Pagination, retries, and proxy rotation are handled automatically — you only need to provide listings and a max-review cap.
Input
{"listing_urls": ["https://www.airbnb.com/rooms/983207483398233150"],"max_reviews_per_listing": 100,"sort": "MOST_RECENT","locale": "en","proxy": {"useApifyProxy": true,"apifyProxyGroups": ["RESIDENTIAL"]}}
| Field | Type | Required | Description |
|---|---|---|---|
listing_urls | string[] | one of urls/ids | Full Airbnb listing URLs (e.g. https://www.airbnb.com/rooms/12345678) |
listing_ids | string[] | one of urls/ids | Numeric Airbnb room IDs |
max_reviews_per_listing | integer | no | Hard cap per listing (default 100, max 5000) |
sort | string | no | MOST_RECENT (default), BEST_QUALITY, RATING_DESC, RATING_ASC |
locale | string | no | Two-letter language tag (default en) — Airbnb may auto-translate; the original language is preserved |
max_concurrency | integer | no | Parallel listings (1–4, default 1) |
proxy | object | no | Apify proxy configuration; residential recommended |
Sample output
One record per review. Real shape of a single record:
{"id": "9876543210","listing_id": "983207483398233150","url": "https://www.airbnb.com/rooms/983207483398233150","rating": 5,"language": "en","comments": "Loved every minute of our stay. The hot tub at sunset is unforgettable. Anna was an excellent host — quick to respond, full of local recommendations.","localized_review": null,"localized_response": null,"created_at": "2025-09-18T03:14:12Z","localized_date": "September 2025","localized_short_date": "Sep 2025","trip_duration": "Stayed about a week","highlighted_review_sentence": ["Anna was an excellent host"],"reviewer_id": "147015926","reviewer_name": "Marta","reviewer_location": "Madrid, Spain","reviewer_picture_url": "https://a0.muscache.com/im/pictures/user/Hosting-User-147015926/original/abcdef12-3456-7890.jpeg","response": "Thank you Marta!
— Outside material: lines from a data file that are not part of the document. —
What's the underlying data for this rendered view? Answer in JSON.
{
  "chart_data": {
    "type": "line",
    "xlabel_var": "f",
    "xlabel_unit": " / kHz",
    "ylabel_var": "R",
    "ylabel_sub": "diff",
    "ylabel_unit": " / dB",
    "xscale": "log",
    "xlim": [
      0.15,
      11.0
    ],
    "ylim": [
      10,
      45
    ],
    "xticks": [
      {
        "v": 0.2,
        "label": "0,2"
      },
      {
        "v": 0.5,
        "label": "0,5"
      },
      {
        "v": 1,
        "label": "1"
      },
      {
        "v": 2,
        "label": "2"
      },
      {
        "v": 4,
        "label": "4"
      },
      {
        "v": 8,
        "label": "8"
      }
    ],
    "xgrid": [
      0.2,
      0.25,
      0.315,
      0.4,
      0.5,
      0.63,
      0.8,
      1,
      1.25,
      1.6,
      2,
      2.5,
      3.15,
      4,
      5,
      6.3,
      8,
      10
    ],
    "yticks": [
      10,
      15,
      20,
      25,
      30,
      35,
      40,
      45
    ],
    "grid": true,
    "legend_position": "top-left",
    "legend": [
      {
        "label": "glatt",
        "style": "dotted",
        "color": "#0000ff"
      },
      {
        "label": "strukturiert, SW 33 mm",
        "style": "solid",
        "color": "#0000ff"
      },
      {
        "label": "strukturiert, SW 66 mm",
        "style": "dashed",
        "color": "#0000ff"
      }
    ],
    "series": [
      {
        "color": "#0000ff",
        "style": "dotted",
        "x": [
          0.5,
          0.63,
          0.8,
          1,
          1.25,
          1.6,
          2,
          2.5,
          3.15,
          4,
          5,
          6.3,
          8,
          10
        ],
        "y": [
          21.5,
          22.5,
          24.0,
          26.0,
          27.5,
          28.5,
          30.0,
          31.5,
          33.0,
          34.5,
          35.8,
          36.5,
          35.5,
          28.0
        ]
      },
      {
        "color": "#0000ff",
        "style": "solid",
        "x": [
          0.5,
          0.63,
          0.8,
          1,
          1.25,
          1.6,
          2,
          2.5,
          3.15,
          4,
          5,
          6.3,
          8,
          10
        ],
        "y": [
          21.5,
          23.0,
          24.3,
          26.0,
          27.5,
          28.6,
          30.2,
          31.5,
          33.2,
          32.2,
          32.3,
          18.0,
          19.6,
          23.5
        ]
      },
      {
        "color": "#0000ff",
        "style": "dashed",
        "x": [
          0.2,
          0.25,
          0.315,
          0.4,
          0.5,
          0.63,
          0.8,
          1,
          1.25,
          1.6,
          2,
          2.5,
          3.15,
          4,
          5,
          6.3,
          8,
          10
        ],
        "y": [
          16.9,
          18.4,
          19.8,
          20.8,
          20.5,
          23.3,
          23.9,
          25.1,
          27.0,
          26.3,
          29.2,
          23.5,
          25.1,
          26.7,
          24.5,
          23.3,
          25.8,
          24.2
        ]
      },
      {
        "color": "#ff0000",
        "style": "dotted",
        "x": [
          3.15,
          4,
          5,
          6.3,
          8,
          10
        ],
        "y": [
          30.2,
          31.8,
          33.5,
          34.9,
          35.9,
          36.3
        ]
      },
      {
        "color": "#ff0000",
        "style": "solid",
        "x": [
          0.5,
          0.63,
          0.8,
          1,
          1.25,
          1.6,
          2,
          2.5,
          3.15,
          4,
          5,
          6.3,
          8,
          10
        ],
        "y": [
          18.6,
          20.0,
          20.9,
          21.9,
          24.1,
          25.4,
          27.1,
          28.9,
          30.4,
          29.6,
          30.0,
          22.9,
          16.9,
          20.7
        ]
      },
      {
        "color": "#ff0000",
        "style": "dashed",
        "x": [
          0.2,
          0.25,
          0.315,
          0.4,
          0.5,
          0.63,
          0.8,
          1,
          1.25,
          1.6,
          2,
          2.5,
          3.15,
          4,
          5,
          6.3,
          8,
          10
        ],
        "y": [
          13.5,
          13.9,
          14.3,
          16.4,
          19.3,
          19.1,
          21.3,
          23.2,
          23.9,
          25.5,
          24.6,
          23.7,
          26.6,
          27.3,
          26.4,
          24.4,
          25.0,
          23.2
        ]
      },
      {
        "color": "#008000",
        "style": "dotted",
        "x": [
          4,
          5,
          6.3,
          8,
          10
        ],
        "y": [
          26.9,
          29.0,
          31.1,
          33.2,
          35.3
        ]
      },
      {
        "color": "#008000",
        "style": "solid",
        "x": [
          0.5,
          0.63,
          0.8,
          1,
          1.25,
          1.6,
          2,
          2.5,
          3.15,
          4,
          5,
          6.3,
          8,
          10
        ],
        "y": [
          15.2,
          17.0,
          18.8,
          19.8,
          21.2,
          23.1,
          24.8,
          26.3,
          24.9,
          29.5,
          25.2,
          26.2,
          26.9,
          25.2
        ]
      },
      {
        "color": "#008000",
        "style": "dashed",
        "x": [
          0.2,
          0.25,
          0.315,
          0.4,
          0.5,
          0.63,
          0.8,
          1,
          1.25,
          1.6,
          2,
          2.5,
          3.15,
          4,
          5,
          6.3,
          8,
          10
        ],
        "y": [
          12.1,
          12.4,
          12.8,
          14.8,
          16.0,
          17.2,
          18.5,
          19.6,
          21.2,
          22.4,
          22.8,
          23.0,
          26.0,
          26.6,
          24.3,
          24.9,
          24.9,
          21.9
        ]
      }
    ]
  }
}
We are so glad you enjoyed the sunsets — see you again soon.","response_date": "2025-09-19T10:02:44Z"}
Output schema
| Field | Type | Description |
|---|---|---|
id | string | Airbnb review ID |
listing_id | string | Numeric room ID this review is for |
url | string | Canonical listing URL |
rating | integer | Guest star rating, 1–5 |
language | string | ISO language code of the original review (en, de, id, ...) |
comments | string | Full review text in the original language |
localized_review | string | Airbnb-localized version when the original was in another language |
created_at | string | ISO 8601 timestamp |
localized_date | string | Human-friendly "September 2025" |
localized_short_date | string | Compact "Sep 2025" |
trip_duration | string | "Stayed a few nights" / "Stayed about a week" |
highlighted_review_sentence | string[] | Sentences Airbnb highlights in the UI |
reviewer_id | string | Airbnb's numeric user ID |
reviewer_name | string | Guest first name (Airbnb does not expose last names) |
reviewer_location | string | Guest's hometown |
reviewer_picture_url | string | Avatar URL |
response | string | Host's reply text |
response_date | string | ISO 8601 timestamp of the host's reply |
Tips
- Use
MOST_RECENTfor fresh signal; switch toRATING_ASCto surface complaints first. - Combine with the
airbnb-scraperactor: scrape listings first, then feed the resultingidvalues into this actor for full reviews. - For high-volume runs (many listings × thousands of reviews) split across multiple actor runs to keep each within memory limits and to spread proxy load.